Give first aid. If breathing has stopped, begin rescue breathing. If the heart has stopped beating, a trained person should give CPR. If the person has a pulse and is breathing, look and care for other possible injuries. Learn first aid and CPR by taking a Red Cross first aid and CPR course. call your local Red Cross chapter for class schedules and fees.

Tornado Safety Tips

*** Prepare a Home Tornado Plan ***
Pick a place where family members could gather if a tornado is headed your way. It could be your basement or, if there is no basement, a center hallway, bathroom, or closet on the lowest floor. Keep this place uncluttered. If you are in a high-rise building, you may not have enough time to go to the lowest floor. Pick a place in a hallway in the center of the building. Assemble a Disaster Supplies Kit containing a first aid kit and essential medications, canned food and can opener, at least three gallons of water per person, protective clothing, bedding, or sleeping bags, battery-powered radio, flashlight, and extra batteries, special items for infant, elderly, or disabled family members, written instructions on how to turn off electricity, gas, and water if authorities advise you to do so. (Remember, you'll need a professional to turn natural gas service back on.)

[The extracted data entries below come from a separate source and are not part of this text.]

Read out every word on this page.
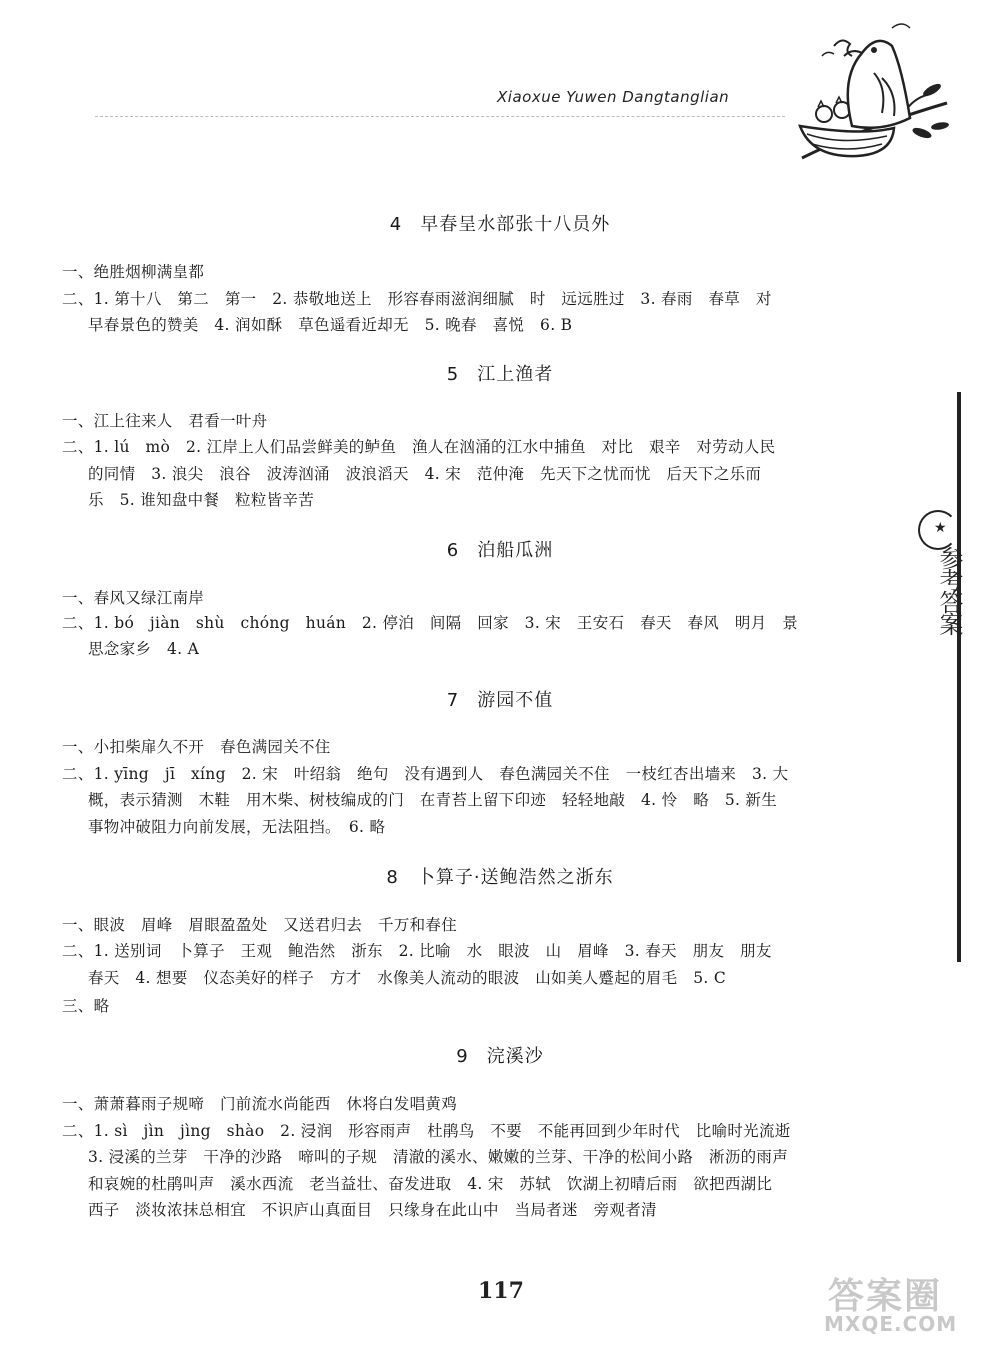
Xiaoxue Yuwen Dangtanglian
★
参考答案
4 早春呈水部张十八员外
一、绝胜烟柳满皇都
二、1. 第十八　第二　第一　2. 恭敬地送上　形容春雨滋润细腻　时　远远胜过　3. 春雨　春草　对
早春景色的赞美　4. 润如酥　草色遥看近却无　5. 晚春　喜悦　6. B
5 江上渔者
一、江上往来人　君看一叶舟
二、1. lú　mò　2. 江岸上人们品尝鲜美的鲈鱼　渔人在汹涌的江水中捕鱼　对比　艰辛　对劳动人民
的同情　3. 浪尖　浪谷　波涛汹涌　波浪滔天　4. 宋　范仲淹　先天下之忧而忧　后天下之乐而
乐　5. 谁知盘中餐　粒粒皆辛苦
6 泊船瓜洲
一、春风又绿江南岸
二、1. bó　jiàn　shù　chóng　huán　2. 停泊　间隔　回家　3. 宋　王安石　春天　春风　明月　景
思念家乡　4. A
7 游园不值
一、小扣柴扉久不开　春色满园关不住
二、1. yīng　jī　xíng　2. 宋　叶绍翁　绝句　没有遇到人　春色满园关不住　一枝红杏出墙来　3. 大
概，表示猜测　木鞋　用木柴、树枝编成的门　在青苔上留下印迹　轻轻地敲　4. 怜　略　5. 新生
事物冲破阻力向前发展，无法阻挡。　6. 略
8 卜算子·送鲍浩然之浙东
一、眼波　眉峰　眉眼盈盈处　又送君归去　千万和春住
二、1. 送别词　卜算子　王观　鲍浩然　浙东　2. 比喻　水　眼波　山　眉峰　3. 春天　朋友　朋友
春天　4. 想要　仪态美好的样子　方才　水像美人流动的眼波　山如美人蹙起的眉毛　5. C
三、略
9 浣溪沙
一、萧萧暮雨子规啼　门前流水尚能西　休将白发唱黄鸡
二、1. sì　jìn　jìng　shào　2. 浸润　形容雨声　杜鹃鸟　不要　不能再回到少年时代　比喻时光流逝
3. 浸溪的兰芽　干净的沙路　啼叫的子规　清澈的溪水、嫩嫩的兰芽、干净的松间小路　淅沥的雨声
和哀婉的杜鹃叫声　溪水西流　老当益壮、奋发进取　4. 宋　苏轼　饮湖上初晴后雨　欲把西湖比
西子　淡妆浓抹总相宜　不识庐山真面目　只缘身在此山中　当局者迷　旁观者清
117	答案圈
MXQE.COM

*** Know what a tornado WATCH and WARNING means ***
A TORNADO WATCH means a tornado is possible in your area.
A TORNADO WARNING means a tornado has been sighted and may be headed for your area. Go to safety immediately.
Tornado WATCHES and WARNINGS are issued by county or parish.

*** When a Tornado WATCH Is Issued ***
Listen to local radio and TV stations for further updates. Be alert to changing weather conditions. Blowing debris or the sound of an approaching tornado may alert you. Many people say it sounds like a freight train.

*** When a Tornado WARNING Is Issued ***
If you are inside, go to the safe place you picked to protect yourself from glass and other flying objects. The tornado may be approaching your area. If you are outside, hurry to the basement of a nearby sturdy building or lie flat in a ditch or low-lying area. If you are in a car or mobile home, get out immediately and head for safety (as above).

*** After the Tornado Passes ***
Watch out for fallen power lines and stay out of the damaged area. Listen to the radio for information and instructions. Use a flashlight to inspect your home for damage. Do not use candles at any time.

Flood Safety Tips

Flash floods and floods are the #1 storm related killer in Kentucky and across the United States. In 2004, 7 people in Kentucky lost their lives due to flash flooding.

* If Driving, DO NOT DRIVE THROUGH FLOODED AREAS! Even if it looks shallow enough to cross. The majority of deaths due to flooding are due to people driving through flooded areas. Water only one foot deep and displace 1500 pounds! Two feet of water can easily carry most vehicles. Roadways concealed by floodwaters may not be intact.

* If caught outside, do to higher ground immediately! Avoid small rivers or streams, low spots, culverts, or ravines. Do not try to walk through flowing water more than ankle deep, as it only takes six inches of water to knock you off your feet. Do not allow children to play around streams, drainage ditches, or viaducts, storm drains, or other flooded areas.